Dr. Josef “Angel of Death” Mengele carved himself into the modern psyche with a few flicks of his cruel scalpel, but his Japanese counterpart, Dr. Shiro Ishii, conveniently seems to have avoided the same well deserved notoriety. As commander of the infamous Unit 731 in Manchuria, Ichii and his staff performed all manner of vile experimentation on Chinese peasants and Soviet P.O.W.’s – dehumanized as maruta (“logs of wood”) – by their sadistic captors in their quest to perfect chemical and bacteriological weaponry.
In the interest of journalistic thoroughness, this weekend I subjected myself to back to back viewings of notorious 1988 Chinese exploitation film Men Behind the Sun and Andrey Iskanov’s often tedious four and a half hour shockumentary Philosophy of a Knife, two of the few representations of Unit 731’s savagery in popular culture. While neither strive toward academic levels of historicity, they bear graphic witness to World War II’s second Holocaust.
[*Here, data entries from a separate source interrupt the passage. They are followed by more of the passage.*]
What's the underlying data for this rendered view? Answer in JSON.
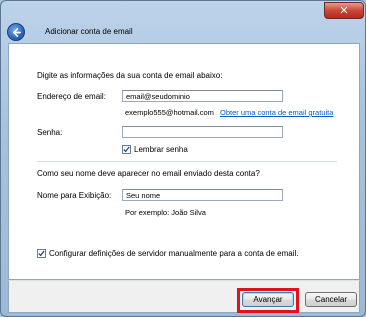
{
  "window": {
    "title": "Adicionar conta de email",
    "close_glyph": "✕"
  },
  "form": {
    "intro": "Digite as informações da sua conta de email abaixo:",
    "email_label": "Endereço de email:",
    "email_value": "email@seudominio",
    "email_example": "exemplo555@hotmail.com",
    "free_account_link": "Obter uma conta de email gratuita",
    "password_label": "Senha:",
    "password_value": "",
    "remember_label": "Lembrar senha",
    "remember_checked": true,
    "name_question": "Como seu nome deve aparecer no email enviado desta conta?",
    "display_name_label": "Nome para Exibição:",
    "display_name_value": "Seu nome",
    "display_name_example": "Por exemplo: João Silva",
    "manual_config_label": "Configurar definições de servidor manualmente para a conta de email.",
    "manual_config_checked": true
  },
  "buttons": {
    "next": "Avançar",
    "cancel": "Cancelar"
  },
  "colors": {
    "link": "#0b5bc7",
    "highlight": "#e0121b"
  }
}
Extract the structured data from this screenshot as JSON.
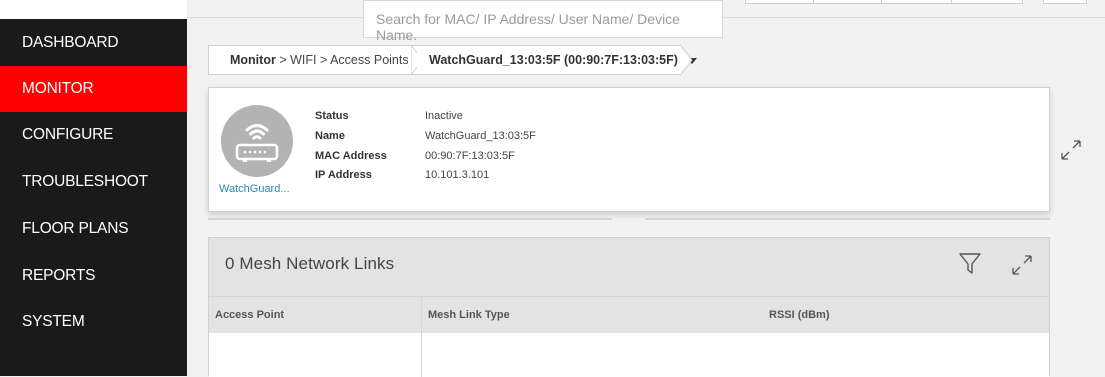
{
  "sidebar": {
    "items": [
      {
        "label": "DASHBOARD",
        "active": false
      },
      {
        "label": "MONITOR",
        "active": true
      },
      {
        "label": "CONFIGURE",
        "active": false
      },
      {
        "label": "TROUBLESHOOT",
        "active": false
      },
      {
        "label": "FLOOR PLANS",
        "active": false
      },
      {
        "label": "REPORTS",
        "active": false
      },
      {
        "label": "SYSTEM",
        "active": false
      }
    ]
  },
  "search": {
    "placeholder": "Search for MAC/ IP Address/ User Name/ Device Name."
  },
  "breadcrumb": {
    "root": "Monitor",
    "separator": ">",
    "level1": "WIFI",
    "level2": "Access Points",
    "current": "WatchGuard_13:03:5F (00:90:7F:13:03:5F)",
    "dropdown_icon": "caret-down-icon"
  },
  "device": {
    "icon": "wifi-access-point-icon",
    "name_short": "WatchGuard...",
    "fields": [
      {
        "key": "Status",
        "value": "Inactive"
      },
      {
        "key": "Name",
        "value": "WatchGuard_13:03:5F"
      },
      {
        "key": "MAC Address",
        "value": "00:90:7F:13:03:5F"
      },
      {
        "key": "IP Address",
        "value": "10.101.3.101"
      }
    ]
  },
  "mesh": {
    "title": "0 Mesh Network Links",
    "columns": [
      "Access Point",
      "Mesh Link Type",
      "RSSI (dBm)"
    ],
    "rows": []
  },
  "colors": {
    "sidebar_bg": "#1a1a1a",
    "active_nav": "#ff0000",
    "link": "#2b8bb0"
  }
}
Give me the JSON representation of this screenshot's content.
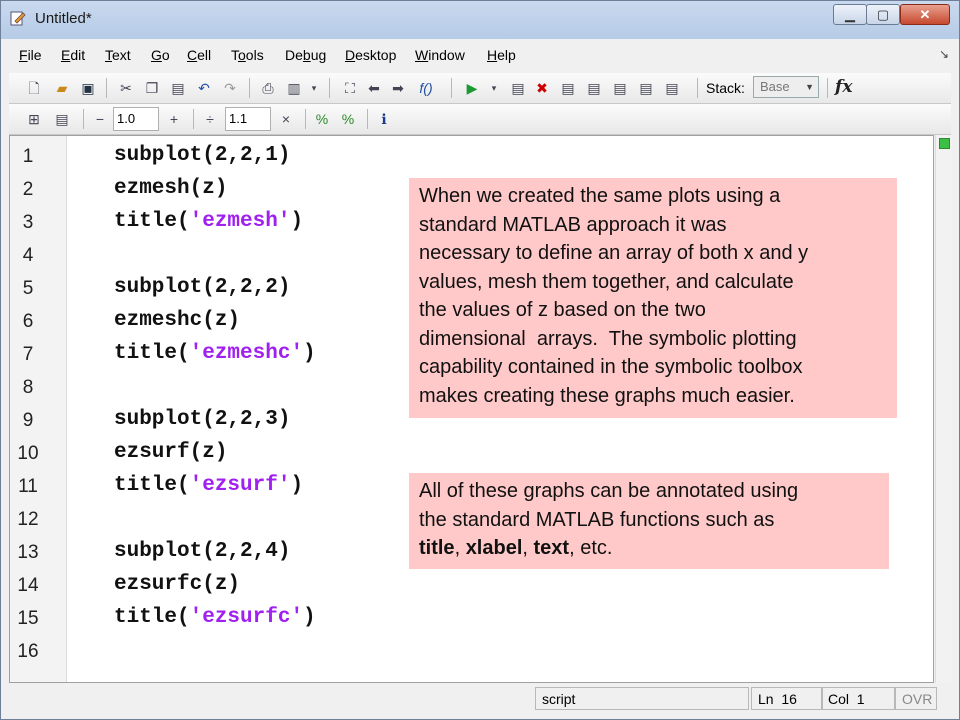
{
  "window": {
    "title": "Untitled*"
  },
  "menu": [
    {
      "label": "File",
      "u": "F",
      "rest": "ile"
    },
    {
      "label": "Edit",
      "u": "E",
      "rest": "dit"
    },
    {
      "label": "Text",
      "u": "T",
      "rest": "ext"
    },
    {
      "label": "Go",
      "u": "G",
      "rest": "o"
    },
    {
      "label": "Cell",
      "u": "C",
      "rest": "ell"
    },
    {
      "label": "Tools",
      "pre": "T",
      "u": "o",
      "rest": "ols"
    },
    {
      "label": "Debug",
      "pre": "De",
      "u": "b",
      "rest": "ug"
    },
    {
      "label": "Desktop",
      "u": "D",
      "rest": "esktop"
    },
    {
      "label": "Window",
      "u": "W",
      "rest": "indow"
    },
    {
      "label": "Help",
      "u": "H",
      "rest": "elp"
    }
  ],
  "toolbar": {
    "stack_label": "Stack:",
    "stack_value": "Base",
    "fx_label": "fx"
  },
  "cell_toolbar": {
    "minus": "−",
    "decrement_value": "1.0",
    "plus": "+",
    "divide": "÷",
    "scale_value": "1.1",
    "times": "×"
  },
  "editor": {
    "lines": [
      {
        "n": "1",
        "pre": "subplot(2,2,1)",
        "str": "",
        "post": ""
      },
      {
        "n": "2",
        "pre": "ezmesh(z)",
        "str": "",
        "post": ""
      },
      {
        "n": "3",
        "pre": "title(",
        "str": "'ezmesh'",
        "post": ")"
      },
      {
        "n": "4",
        "pre": "",
        "str": "",
        "post": ""
      },
      {
        "n": "5",
        "pre": "subplot(2,2,2)",
        "str": "",
        "post": ""
      },
      {
        "n": "6",
        "pre": "ezmeshc(z)",
        "str": "",
        "post": ""
      },
      {
        "n": "7",
        "pre": "title(",
        "str": "'ezmeshc'",
        "post": ")"
      },
      {
        "n": "8",
        "pre": "",
        "str": "",
        "post": ""
      },
      {
        "n": "9",
        "pre": "subplot(2,2,3)",
        "str": "",
        "post": ""
      },
      {
        "n": "10",
        "pre": "ezsurf(z)",
        "str": "",
        "post": ""
      },
      {
        "n": "11",
        "pre": "title(",
        "str": "'ezsurf'",
        "post": ")"
      },
      {
        "n": "12",
        "pre": "",
        "str": "",
        "post": ""
      },
      {
        "n": "13",
        "pre": "subplot(2,2,4)",
        "str": "",
        "post": ""
      },
      {
        "n": "14",
        "pre": "ezsurfc(z)",
        "str": "",
        "post": ""
      },
      {
        "n": "15",
        "pre": "title(",
        "str": "'ezsurfc'",
        "post": ")"
      },
      {
        "n": "16",
        "pre": "",
        "str": "",
        "post": ""
      }
    ],
    "string_color": "#a020f0"
  },
  "annotation1": {
    "lines": [
      "When we created the same plots using a",
      "standard MATLAB approach it was",
      "necessary to define an array of both x and y",
      "values, mesh them together, and calculate",
      "the values of z based on the two",
      "dimensional  arrays.  The symbolic plotting",
      "capability contained in the symbolic toolbox",
      "makes creating these graphs much easier."
    ]
  },
  "annotation2": {
    "line1": "All of these graphs can be annotated using",
    "line2": "the standard MATLAB functions such as",
    "f1": "title",
    "c1": ", ",
    "f2": "xlabel",
    "c2": ", ",
    "f3": "text",
    "tail": ", etc."
  },
  "status": {
    "type": "script",
    "ln_label": "Ln",
    "ln_value": "16",
    "col_label": "Col",
    "col_value": "1",
    "ovr": "OVR"
  },
  "colors": {
    "annotation_bg": "#ffc9c9",
    "editor_bg": "#ffffff"
  }
}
More than just another monicker to shock and evince some notion of extremity, Maruta’s potent admixture of offhand brutality and clearly thought out attack sonically channels the charnel atmosphere of one of the worst – and least discussed – atrocities of the 20th Century, painting a portrait of pain and casual sadism with a palette of curdled blood, purpled contusions and gangrenous yellow.
But it’s not all blunt force trauma experiments. Maruta also know how to wield a scalpel.
After being clubbed over the head with a blunt instrument for three straight songs, “Demise of the Humanist” sees these grindcore Neanderthals whip out slide rules and begin lecturing on the finer points of trigonometry in a song laced with enough pinch harmonics and technical snazzy to light up fans of Lethargy and Creation is Crucifixion. It’s those kinds of moments when tempos slow to let double bass work over take the incessant blast beatdowns and guitarist Eduardo Borja carves out enough space to prove he’s more than just an adrenaline junky punk banger that Maruta truly come into their own as a grind force to be faced and feared. “Rise of the Iron Moth” sounds more like a swarm of Africanized titanium bees on a kamikaze run with your face.
Add in production values thick as a week old puddle of bodily fluids on a surgery floor, and Willowtip have a sure fire winner on their hands. And this is just Maruta’s debut.